Caritas Social Action Network hosted a major Catholic Conference on Human Trafficking and Modern Slavery on 15 October at CCLA in London.
The Conference, entitled In Plain Sight – Human Trafficking and Modern Day Slavery, created the opportunity for 76 representatives from across the Church in England and Wales to share and reflect on experience in this field and to prepare new approaches and responses to what Pope Francis has called, “a scourge which continues to cause untold human suffering.”
Cardinal Vincent Nichols joined experts in the field on providing a wide range of local services in policy for ethical investment and eradicating the phenomenon from supply chains, and discussions concluded with a call for new directions based on the good work of the Church.
There were contributions from the Santa Marta Group, Caritas Salford (parish initiatives) and from The Medaille Trust, JRS UK, Caritas Westminster’s Bakhita House and women@thewell (national perspectives and victim support). Andrew Adams (CCLA) and Sion Hall (former Head of the East Lancashire Police Anti-Trafficking and Modern-Day Slavery Unit) addressed the issues or public engagement, partnership and eradication the phenomenon from supply chains & investments. The Arise Foundation spoke of the vital importance of partnership from the local to the international level, highlighting the enormous strengths the Church has to achieve this.

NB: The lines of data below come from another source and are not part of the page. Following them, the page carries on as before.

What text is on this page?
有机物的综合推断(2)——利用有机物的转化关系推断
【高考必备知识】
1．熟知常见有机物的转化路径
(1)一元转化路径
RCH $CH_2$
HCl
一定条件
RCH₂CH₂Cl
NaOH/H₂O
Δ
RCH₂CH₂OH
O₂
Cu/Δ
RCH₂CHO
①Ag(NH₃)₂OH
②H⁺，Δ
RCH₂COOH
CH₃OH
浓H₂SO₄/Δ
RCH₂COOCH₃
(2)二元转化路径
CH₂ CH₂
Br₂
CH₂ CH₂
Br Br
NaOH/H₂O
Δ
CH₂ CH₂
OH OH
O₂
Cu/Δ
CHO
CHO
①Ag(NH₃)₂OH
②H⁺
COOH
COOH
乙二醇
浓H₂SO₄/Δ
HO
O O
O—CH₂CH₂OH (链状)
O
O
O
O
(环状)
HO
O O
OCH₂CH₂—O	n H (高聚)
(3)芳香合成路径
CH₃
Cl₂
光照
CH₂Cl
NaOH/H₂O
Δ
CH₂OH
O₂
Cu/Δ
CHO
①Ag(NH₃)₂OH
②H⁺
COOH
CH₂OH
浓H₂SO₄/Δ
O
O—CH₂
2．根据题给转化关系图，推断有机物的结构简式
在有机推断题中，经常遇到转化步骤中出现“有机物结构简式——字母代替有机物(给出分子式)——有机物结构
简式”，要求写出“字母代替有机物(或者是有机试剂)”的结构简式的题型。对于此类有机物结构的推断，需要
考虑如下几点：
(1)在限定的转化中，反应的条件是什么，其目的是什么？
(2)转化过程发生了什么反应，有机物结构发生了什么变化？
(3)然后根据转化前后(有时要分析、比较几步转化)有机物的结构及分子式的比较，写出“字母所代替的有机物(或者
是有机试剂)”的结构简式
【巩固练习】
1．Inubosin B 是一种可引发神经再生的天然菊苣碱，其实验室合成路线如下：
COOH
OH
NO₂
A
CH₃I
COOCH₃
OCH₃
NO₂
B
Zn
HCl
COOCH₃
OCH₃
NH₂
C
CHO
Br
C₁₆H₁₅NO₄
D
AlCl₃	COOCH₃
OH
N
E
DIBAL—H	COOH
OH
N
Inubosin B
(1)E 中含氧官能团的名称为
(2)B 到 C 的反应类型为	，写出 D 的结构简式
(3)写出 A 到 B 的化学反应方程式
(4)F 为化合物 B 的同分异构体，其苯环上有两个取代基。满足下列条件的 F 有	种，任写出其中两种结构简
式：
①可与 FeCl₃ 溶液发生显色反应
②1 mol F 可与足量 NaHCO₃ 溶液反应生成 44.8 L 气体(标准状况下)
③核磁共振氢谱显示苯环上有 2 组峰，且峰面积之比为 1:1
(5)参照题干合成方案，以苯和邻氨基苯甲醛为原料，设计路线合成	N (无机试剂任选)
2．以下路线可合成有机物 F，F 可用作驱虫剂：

Cardinal Vincent Nichols thanked those who had made the Conference possible and said, “We need a detailed public account of the good work of the Catholic Church in this field and the agencies engaged in anti-trafficking need some clear and shared objectives.” He concluded by saying that the work of this conference was opening the door to the next phase.
The first UK Independent Anti-Slavery Commissioner, Kevin Hyland, now Senior Advisor to the Santa Marta Group of the Bishops Conference, spoke of the 150 million children in positions of exploitation worldwide today and how approximately 20,000 children die every year though slavery, yet little action is taken against organisations that exploit children. Kevin starkly remarked, “Globally, 99.98% of human trafficking goes without prosecution so why wouldn’t a criminal do it if they will get away with it?” Kevin called for action at all levels.
Dr Philip McCarthy, Chief Executive Officer at CSAN said, “Catholic Dioceses, agencies and Religious Communities have been working for years to address this. In the UK alone there are 140,000 people at any one time caught up in trafficking and modern-day slavery. The task is large but the links the Church has are extensive and will grow further to address this work.” We shared our collective experience and our ideas for how we can make lasting impacts from the national to the community level, in practice and in policy.
Mark Wiggin, Director of Caritas Salford, said, “A key element will be building partnership with agencies, local people and with others with and without a faith background. By engaging Catholics and others of good will to work together and with the help of the Holy Spirit, we will play our part in eradicating this scourge.”
CSAN were delighted to, once again, have the support as Conference sponsors and hosts of CCLA, which has £9 billion of assets under management. Its Ethical Investment Team has just launched a report on combating slavery in Ethical Investment and Andrew Adams said, “The inclusion of Human Trafficking and Modern Slavery in the products that are part of our everyday lives means that practically everything we purchase has a direct or indirect connection to slavery. At the same time, CCLA will be working with other investors to develop strategies to help companies keep their supply chains clean.”
The Pastoral Orientation on Human Trafficking, developed by the Vatican’s Dicastery for Promoting Integral Human Development, will be the basis for the future development of this work within the Church. The Conference agreed the key effective action that the Church can adopt to contribute to the eradication of this growing problem and will discuss how to bring this about in practice to move from the words of the Conference to action at all levels.